We report a case of a 44-year-old man with chronic coronary syndrome who underwent elective percutaneous coronary intervention (PCI) with optical coherence tomography (OCT) guidance via the distal radial access in the anatomical snuffbox using a 4 Fr system (including a 4 Fr standard sheath [Radifocus Introducer II; Terumo] and a 4 Fr guiding catheter [Judkins left 3.5, KIWAMI, Heartrail II; Terumo]). The pre-intervention coronary angiogram revealed a 90% stenosis in the proximal segment of the right coronary artery with a fractional flow reserve of 0.56. The OCT examination was performed using a high-frequency OCT (HF-OCT) system (Gentuity; Nipro). A 1.8 Fr rapid exchange OCT catheter (Gentuity Vis-Rx Micro-Imaging Catheter; Nipro) was advanced distal to the culprit lesion over a 0.014 inch guidewire (Hi-Torque Balance Middleweight Elite II; Abbott), and automatic pullback at 50 mm/s (250 frames/s) was initiated in concordance with blood clearance using a short injection of contrast media at a flow rate of 3.0–4.5 ml/s via the guiding catheter using an automated power injector (ACIST CVi; ACIST) during the procedure to optimise stenting. The patient was successfully treated with the implantation of a 3.0×32 mm ultrathin-strut polymer-free sirolimus-eluting stent (Coroflex ISAR NEO; B. Braun).

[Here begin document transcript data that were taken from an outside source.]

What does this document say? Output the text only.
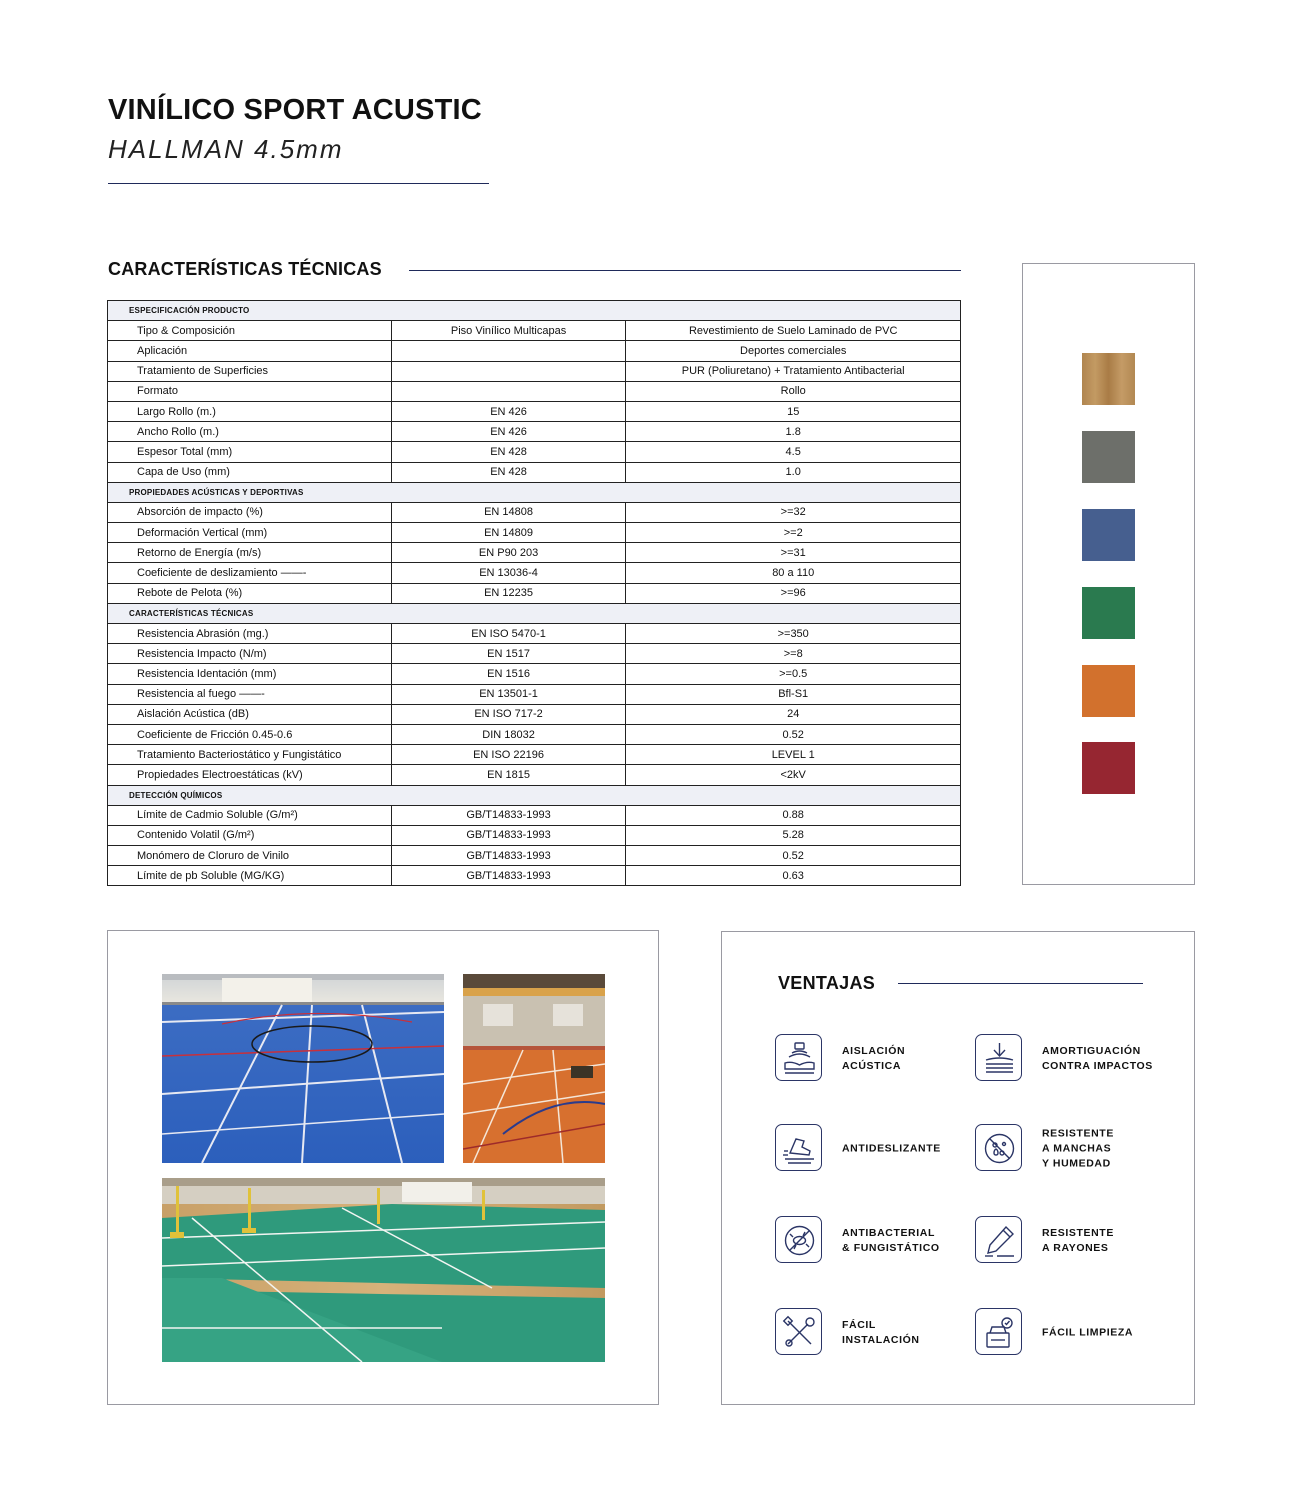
VINÍLICO SPORT ACUSTIC
HALLMAN 4.5mm
CARACTERÍSTICAS TÉCNICAS
ESPECIFICACIÓN PRODUCTO		
Tipo & Composición	Piso Vinílico Multicapas	Revestimiento de Suelo Laminado de PVC
Aplicación		Deportes comerciales
Tratamiento de Superficies		PUR (Poliuretano) + Tratamiento Antibacterial
Formato		Rollo
Largo Rollo (m.)	EN 426	15
Ancho Rollo (m.)	EN 426	1.8
Espesor Total (mm)	EN 428	4.5
Capa de Uso (mm)	EN 428	1.0
PROPIEDADES ACÚSTICAS Y DEPORTIVAS		
Absorción de impacto (%)	EN 14808	>=32
Deformación Vertical (mm)	EN 14809	>=2
Retorno de Energía (m/s)	EN P90 203	>=31
Coeficiente de deslizamiento ——-	EN 13036-4	80 a 110
Rebote de Pelota (%)	EN 12235	>=96
CARACTERÍSTICAS TÉCNICAS		
Resistencia Abrasión (mg.)	EN ISO 5470-1	>=350
Resistencia Impacto (N/m)	EN 1517	>=8
Resistencia Identación (mm)	EN 1516	>=0.5
Resistencia al fuego ——-	EN 13501-1	Bfl-S1
Aislación Acústica (dB)	EN ISO 717-2	24
Coeficiente de Fricción 0.45-0.6	DIN 18032	0.52
Tratamiento Bacteriostático y Fungistático	EN ISO 22196	LEVEL 1
Propiedades Electroestáticas (kV)	EN 1815	<2kV
DETECCIÓN QUÍMICOS		
Límite de Cadmio Soluble (G/m²)	GB/T14833-1993	0.88
Contenido Volatil (G/m²)	GB/T14833-1993	5.28
Monómero de Cloruro de Vinilo	GB/T14833-1993	0.52
Límite de pb Soluble (MG/KG)	GB/T14833-1993	0.63
VENTAJAS
AISLACIÓN
ACÚSTICA
AMORTIGUACIÓN
CONTRA IMPACTOS
ANTIDESLIZANTE
RESISTENTE
A MANCHAS
Y HUMEDAD
ANTIBACTERIAL
& FUNGISTÁTICO
RESISTENTE
A RAYONES
FÁCIL
INSTALACIÓN
FÁCIL LIMPIEZA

To the best of our knowledge, this is the first case report demonstrating the feasibility of 4 Fr PCI with OCT guidance using a novel US Food and Drug Administration-cleared HF-OCT system. OCT guidance for PCI has been reported to be useful for stent optimisation2. Introduction of this novel 1.8 Fr OCT catheter may help achieve minimally invasive PCI with intracoronary imaging guidance.
Figure 1. Optical coherence tomography-guided percutaneous coronary intervention using a 4 Fr system. A) Distal right radial artery access in the anatomical snuffbox using a 4 Fr standard sheath. B) Pre-intervention coronary angiogram using a 4 Fr guiding catheter revealed a 90% stenosis in the proximal segment of the right coronary artery with a fractional flow reserve (FFR) of 0.56. C) Post-intervention coronary angiogram. White dotted line indicates a stent. D) Optical coherence tomography images. (D1) Pre-intervention image indicated a fibrous plaque. (D2) Post-stent image showed incomplete stent apposition. (D3) Post-optimisation image demonstrating improvement of stent apposition.
Conflict of interest statement
The authors have no conflicts of interest to declare.